We do this because we love this country, because we love the city in which we live, because we want to improve our communities for the next generation.
And speaking of which, I want to speak now to the young people in the audience, for this message is for them as well. Never let it be said that you don’t have anything to give. I have met youth who have worked hard to change this world, and have succeeded.
In Winnipeg, for example, Hannah Taylor founded the Ladybug Foundation in 2004 at the age of eight. Today, the Foundation helps many homeless people in the community.
That is the power of youth.
You are already influencing how the Kiwanis Club of Ottawa gives, so it is natural that we would also come to you for ideas and for ways in which we can celebrate our milestone anniversaries.
And it is not the size of the project, but the impact on the community that truly matters.
Going back to the Centennial, many small and large cultural festivities that were introduced in 1967 became annual traditions that today attract thousands of people to communities across Canada.
Other long-lasting projects also came to fruition, such as the creation of our Canadian Honours System, along with the Order of Canada.
But the true strength of the Centennial was with the communities that came together in a great spirit of camaraderie to celebrate the wonderful nation in which we live. And the projects they left behind as a legacy would live on, helping to fund many community organizations—like the Kiwanis—that in turn would help improve the community.

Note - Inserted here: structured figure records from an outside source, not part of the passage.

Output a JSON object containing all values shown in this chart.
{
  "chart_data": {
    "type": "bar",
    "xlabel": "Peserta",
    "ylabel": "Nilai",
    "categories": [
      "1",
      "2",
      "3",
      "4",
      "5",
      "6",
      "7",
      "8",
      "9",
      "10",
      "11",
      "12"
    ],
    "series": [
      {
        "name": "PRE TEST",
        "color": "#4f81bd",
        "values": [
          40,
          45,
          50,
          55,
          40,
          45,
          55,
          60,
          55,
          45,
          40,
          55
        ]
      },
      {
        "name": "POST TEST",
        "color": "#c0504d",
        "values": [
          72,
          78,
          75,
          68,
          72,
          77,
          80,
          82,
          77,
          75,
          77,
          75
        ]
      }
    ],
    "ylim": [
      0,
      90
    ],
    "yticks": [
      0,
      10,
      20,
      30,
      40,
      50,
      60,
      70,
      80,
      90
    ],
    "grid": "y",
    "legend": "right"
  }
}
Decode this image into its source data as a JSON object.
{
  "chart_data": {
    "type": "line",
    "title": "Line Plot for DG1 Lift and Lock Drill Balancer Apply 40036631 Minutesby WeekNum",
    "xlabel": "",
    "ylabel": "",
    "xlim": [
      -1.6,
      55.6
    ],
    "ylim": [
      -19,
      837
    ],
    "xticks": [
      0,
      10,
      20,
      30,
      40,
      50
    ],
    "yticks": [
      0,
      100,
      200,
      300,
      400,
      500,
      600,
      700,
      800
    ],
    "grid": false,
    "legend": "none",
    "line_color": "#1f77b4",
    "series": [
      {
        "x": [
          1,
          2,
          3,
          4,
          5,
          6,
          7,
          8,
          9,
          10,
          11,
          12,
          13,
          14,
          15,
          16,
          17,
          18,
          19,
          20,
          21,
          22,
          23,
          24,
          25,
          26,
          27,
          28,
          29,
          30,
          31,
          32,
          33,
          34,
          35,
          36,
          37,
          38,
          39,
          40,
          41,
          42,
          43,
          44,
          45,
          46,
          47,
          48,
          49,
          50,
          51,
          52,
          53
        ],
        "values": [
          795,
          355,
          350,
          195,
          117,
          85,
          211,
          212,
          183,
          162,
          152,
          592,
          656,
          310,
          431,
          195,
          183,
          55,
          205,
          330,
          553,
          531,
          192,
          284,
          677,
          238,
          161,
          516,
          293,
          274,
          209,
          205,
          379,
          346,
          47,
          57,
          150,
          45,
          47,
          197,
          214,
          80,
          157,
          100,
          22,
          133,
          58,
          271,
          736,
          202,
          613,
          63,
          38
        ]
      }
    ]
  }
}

Pierre Berton writes: “The real bonus…is to be found in the community spirit that the centennial project engendered. …[The people involved in the project] are the glue that holds the community together.”
The Centennial saw ordinary citizens do extraordinary things. Even the smallest projects at a local level had a great impact on the lives of their children, and on all of you.

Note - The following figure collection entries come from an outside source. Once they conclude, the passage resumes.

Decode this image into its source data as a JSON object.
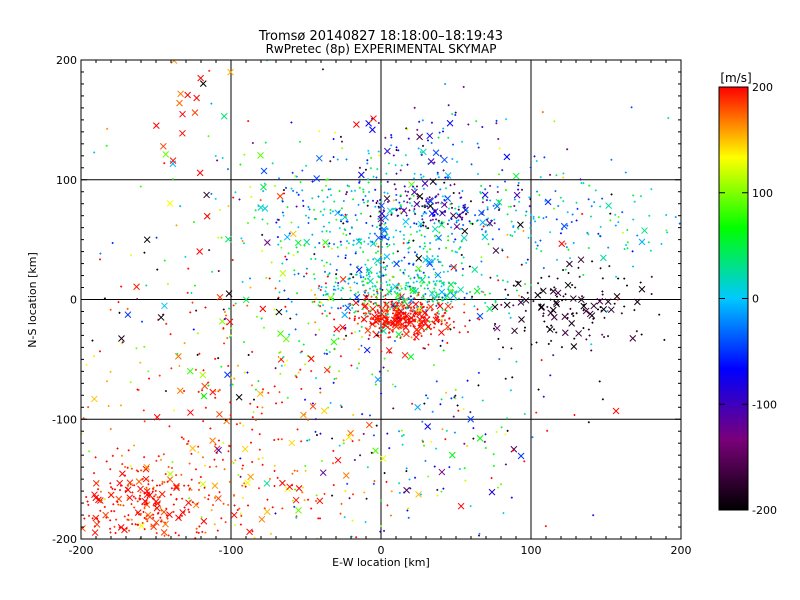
{
  "chart_data": {
    "type": "scatter",
    "title": "Tromsø 20140827 18:18:00–18:19:43",
    "subtitle": "RwPretec (8p) EXPERIMENTAL SKYMAP",
    "xlabel": "E-W location [km]",
    "ylabel": "N-S location [km]",
    "xlim": [
      -200,
      200
    ],
    "ylim": [
      -200,
      200
    ],
    "x_ticks": [
      -200,
      -100,
      0,
      100,
      200
    ],
    "y_ticks": [
      -200,
      -100,
      0,
      100,
      200
    ],
    "grid": true,
    "colorbar": {
      "unit": "[m/s]",
      "range": [
        -200,
        200
      ],
      "ticks": [
        200,
        100,
        0,
        -100,
        -200
      ],
      "colormap": [
        "#000000",
        "#7a007a",
        "#0000ff",
        "#00c8ff",
        "#00ff00",
        "#ffff00",
        "#ff0000"
      ]
    },
    "clusters": [
      {
        "cx": -160,
        "cy": -170,
        "sx": 25,
        "sy": 15,
        "n": 220,
        "v": 195,
        "vs": 15,
        "cross": 0.25
      },
      {
        "cx": -120,
        "cy": -145,
        "sx": 40,
        "sy": 35,
        "n": 140,
        "v": 185,
        "vs": 25,
        "cross": 0.2
      },
      {
        "cx": -60,
        "cy": -165,
        "sx": 35,
        "sy": 25,
        "n": 90,
        "v": 170,
        "vs": 50,
        "cross": 0.2
      },
      {
        "cx": -115,
        "cy": -60,
        "sx": 50,
        "sy": 45,
        "n": 90,
        "v": 175,
        "vs": 40,
        "cross": 0.1
      },
      {
        "cx": -55,
        "cy": -40,
        "sx": 35,
        "sy": 35,
        "n": 110,
        "v": 120,
        "vs": 100,
        "cross": 0.15
      },
      {
        "cx": 15,
        "cy": -15,
        "sx": 18,
        "sy": 9,
        "n": 380,
        "v": 200,
        "vs": 10,
        "cross": 0.15
      },
      {
        "cx": 5,
        "cy": 45,
        "sx": 35,
        "sy": 30,
        "n": 420,
        "v": 10,
        "vs": 40,
        "cross": 0.12
      },
      {
        "cx": 15,
        "cy": 5,
        "sx": 30,
        "sy": 10,
        "n": 220,
        "v": 30,
        "vs": 35,
        "cross": 0.1
      },
      {
        "cx": 35,
        "cy": 80,
        "sx": 30,
        "sy": 12,
        "n": 160,
        "v": -120,
        "vs": 70,
        "cross": 0.2
      },
      {
        "cx": 120,
        "cy": 70,
        "sx": 45,
        "sy": 20,
        "n": 150,
        "v": 0,
        "vs": 40,
        "cross": 0.05
      },
      {
        "cx": 125,
        "cy": -5,
        "sx": 30,
        "sy": 18,
        "n": 140,
        "v": -185,
        "vs": 15,
        "cross": 0.3
      },
      {
        "cx": -35,
        "cy": 85,
        "sx": 40,
        "sy": 25,
        "n": 120,
        "v": 30,
        "vs": 70,
        "cross": 0.15
      },
      {
        "cx": 30,
        "cy": 130,
        "sx": 30,
        "sy": 15,
        "n": 60,
        "v": -80,
        "vs": 60,
        "cross": 0.1
      },
      {
        "cx": 30,
        "cy": -120,
        "sx": 40,
        "sy": 40,
        "n": 120,
        "v": -10,
        "vs": 100,
        "cross": 0.15
      },
      {
        "cx": -150,
        "cy": 30,
        "sx": 45,
        "sy": 60,
        "n": 50,
        "v": 0,
        "vs": 200,
        "cross": 0.3
      },
      {
        "cx": -125,
        "cy": 170,
        "sx": 15,
        "sy": 25,
        "n": 18,
        "v": 190,
        "vs": 30,
        "cross": 0.7
      },
      {
        "cx": 0,
        "cy": 0,
        "sx": 90,
        "sy": 90,
        "n": 250,
        "v": 0,
        "vs": 200,
        "cross": 0.12
      }
    ]
  }
}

So when you think of your own centennial and Canada’s 150th, I urge you to think back to 1967, to find ways in which you can leave behind a gift, one that will keep giving long after the year is over.
I have talked a lot about our history today, and there is good reason to do so. Perhaps there are a few of you here who remember, like I do, how much excitement there was in 1967. And I know how many great things grew out of that year to strengthen our country.
But most of all, I want to prove that our sesquicentennial, like our Centennial, can grow out of grassroots campaigns, that it is you who will make the difference.
Judy LaMarsh, secretary of state in charge of the Centennial planning, wrote that there was “an awakening of spirit that seduced all of us... We cast off the bonds of our conformity, and slipped out of our cloak of grey anonymity forever.”
Organizations like yours have always looked ahead, have tried to solve the problems and social ills of our world. We need you to step up once more to rally that spirit we saw 50 years ago. We need you to be innovative and imaginative. We need you to be creative and bold. We need you to put into action your plans to create a smarter, more caring nation.
And most of all, we need you to create the infrastructure—in whatever form it takes—that will leave behind a stronger country for our children and for each subsequent generation.
Lord Byng, one of my predecessors, once said: “Be as big, with minds as large and souls as great as the land in which you live.”
Let’s all take this to heart and live up to the Canadian ideal. And I know that you can. You have proven that you are capable of great things.
I asked you before: What next? What more can we do? What will your gift be?
I can hardly wait to learn the answers.